Standard methods in deep learning for natural language processing fail to capture the compositional structure of human language that allows for systematic generalization outside of the training distribution. However, human learners readily generalize in this way, e.g. by applying known grammatical rules to novel words. Inspired by work in neuroscience suggesting separate brain systems for syntactic and semantic processing, we implement a modification to standard approaches in neural machine translation, imposing an analogous separation. The novel model, which we call Syntactic Attention, substantially outperforms standard methods in deep learning on the SCAN dataset, a compositional generalization task, without any hand-engineered features or additional supervision. Our work suggests that separating syntactic from semantic learning may be a useful heuristic for capturing compositional structure.

Figures (15)

• Figure 1: Simplified illustration of out-of-domain (o.o.d.) extrapolation required by SCAN compositional generalization task. Shapes represent the distribution of all possible command sequences. In a simple split, train and test data are independent and identically distributed (i.i.d.), but in the add-primitive splits, models are required to extrapolate out-of-domain from a single example.

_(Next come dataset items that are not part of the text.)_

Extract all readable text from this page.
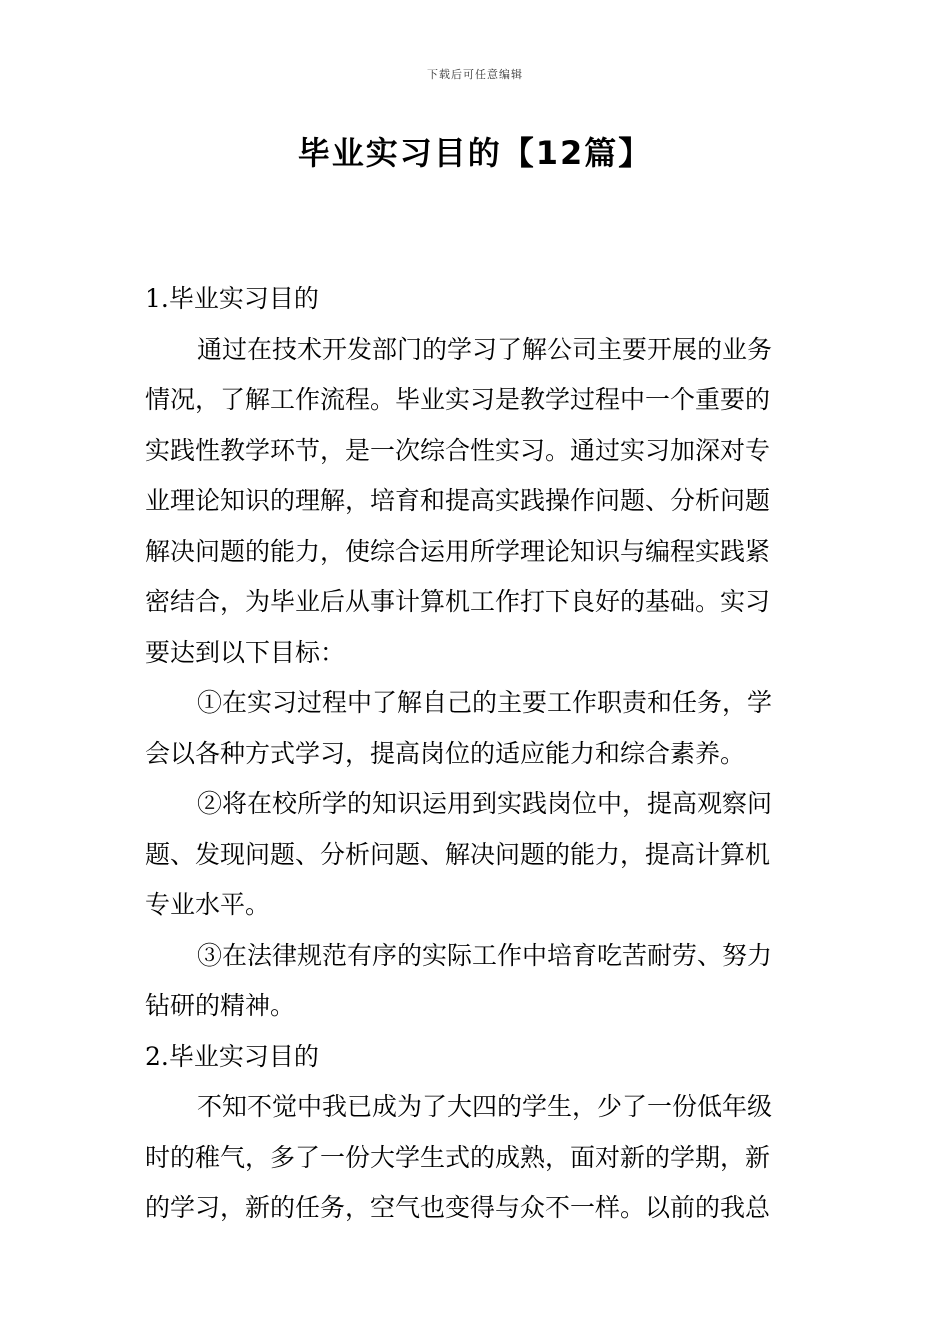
下载后可任意编辑
毕业实习目的【12篇】
1.毕业实习目的
通过在技术开发部门的学习了解公司主要开展的业务
情况，了解工作流程。毕业实习是教学过程中一个重要的
实践性教学环节，是一次综合性实习。通过实习加深对专
业理论知识的理解，培育和提高实践操作问题、分析问题
解决问题的能力，使综合运用所学理论知识与编程实践紧
密结合，为毕业后从事计算机工作打下良好的基础。实习
要达到以下目标：
①在实习过程中了解自己的主要工作职责和任务，学
会以各种方式学习，提高岗位的适应能力和综合素养。
②将在校所学的知识运用到实践岗位中，提高观察问
题、发现问题、分析问题、解决问题的能力，提高计算机
专业水平。
③在法律规范有序的实际工作中培育吃苦耐劳、努力
钻研的精神。
2.毕业实习目的
不知不觉中我已成为了大四的学生，少了一份低年级
时的稚气，多了一份大学生式的成熟，面对新的学期，新
的学习，新的任务，空气也变得与众不一样。以前的我总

• Figure 2: (left) Syntactic Attention architecture. Syntactic and semantic information are maintained in separate streams. The semantic stream processes words with a simple linear transformation, so that sequential information is not maintained. This information is used to directly produce actions. The syntactic stream processes inputs with a recurrent neural network, allowing it to capture temporal dependencies between words. This stream determines the attention over semantic representations at each time step during decoding. (right) Diagram of an influential computational model of prefrontal cortex (PFC) MillerCohen01. Prefrontal cortex dynamically modulates processes in other parts of the brain through top-down selective attention signals. A part of the prefrontal cortex, Broca's area, is thought to be important for syntactic processing Thompson-Schill04. Figure reproduced from Miller13.

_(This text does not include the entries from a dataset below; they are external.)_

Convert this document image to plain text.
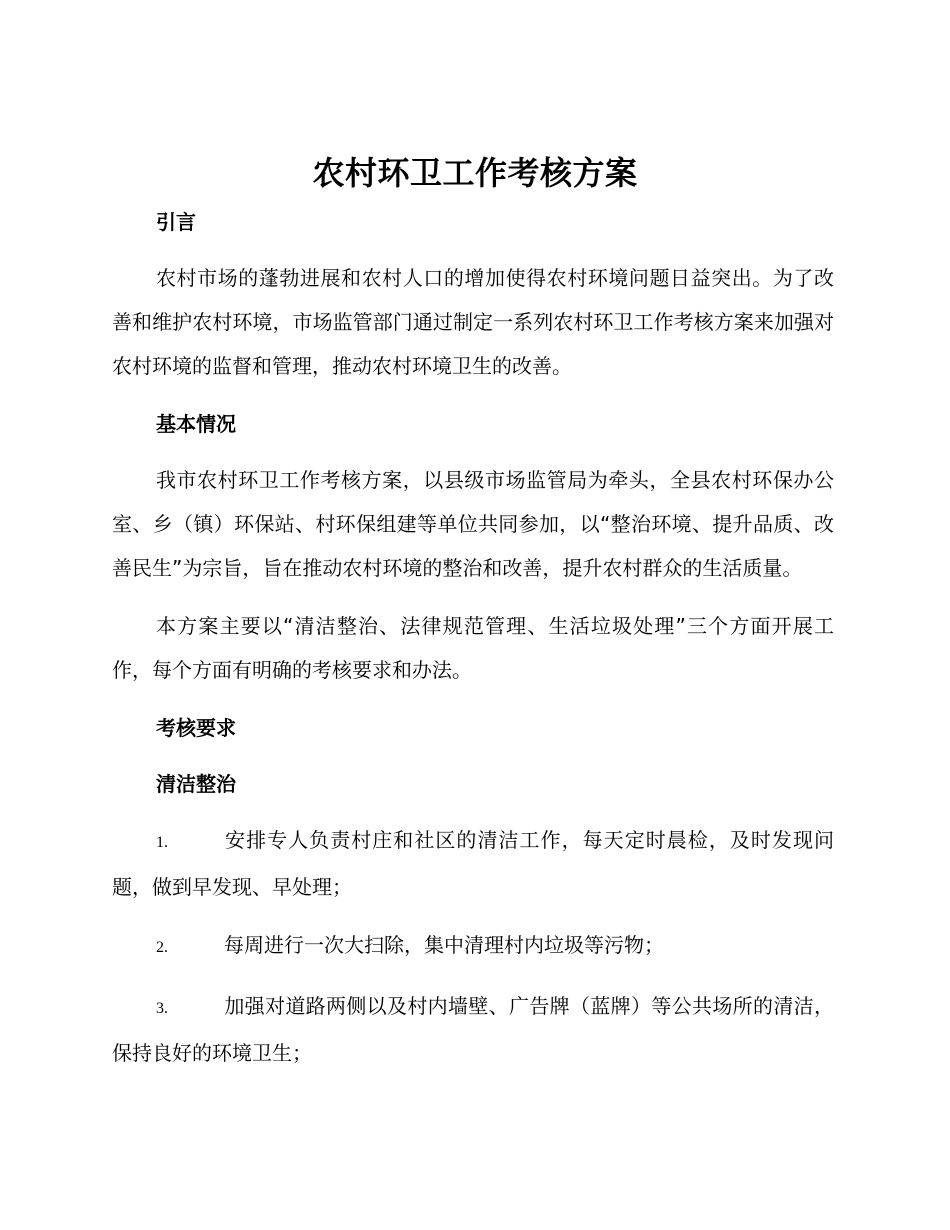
农村环卫工作考核方案
引言
农村市场的蓬勃进展和农村人口的增加使得农村环境问题日益突出。为了改善和维护农村环境，市场监管部门通过制定一系列农村环卫工作考核方案来加强对农村环境的监督和管理，推动农村环境卫生的改善。
基本情况
我市农村环卫工作考核方案，以县级市场监管局为牵头，全县农村环保办公室、乡（镇）环保站、村环保组建等单位共同参加，以“整治环境、提升品质、改善民生”为宗旨，旨在推动农村环境的整治和改善，提升农村群众的生活质量。
本方案主要以“清洁整治、法律规范管理、生活垃圾处理”三个方面开展工作，每个方面有明确的考核要求和办法。
考核要求
清洁整治
1.	安排专人负责村庄和社区的清洁工作，每天定时晨检，及时发现问题，做到早发现、早处理；
2.	每周进行一次大扫除，集中清理村内垃圾等污物；
3.	加强对道路两侧以及村内墙壁、广告牌（蓝牌）等公共场所的清洁，保持良好的环境卫生；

• Figure 3: Examples from SCAN dataset. Figure reproduced from LakeBaroni17b.
• Figure 4: Illustration of the transformation of an out-of-domain (o.o.d.) generalization problem into two independent, identically distributed (i.i.d.) generalization problems. This transformation is accomplished by the Syntactic Attention model without hand-coding grammatical rules or supervising with additional information such as parts-of-speech tags.
• Figure 5: Phrase-structure grammar used to generate SCAN dataset. Figure reproduced from LakeBaroni17b.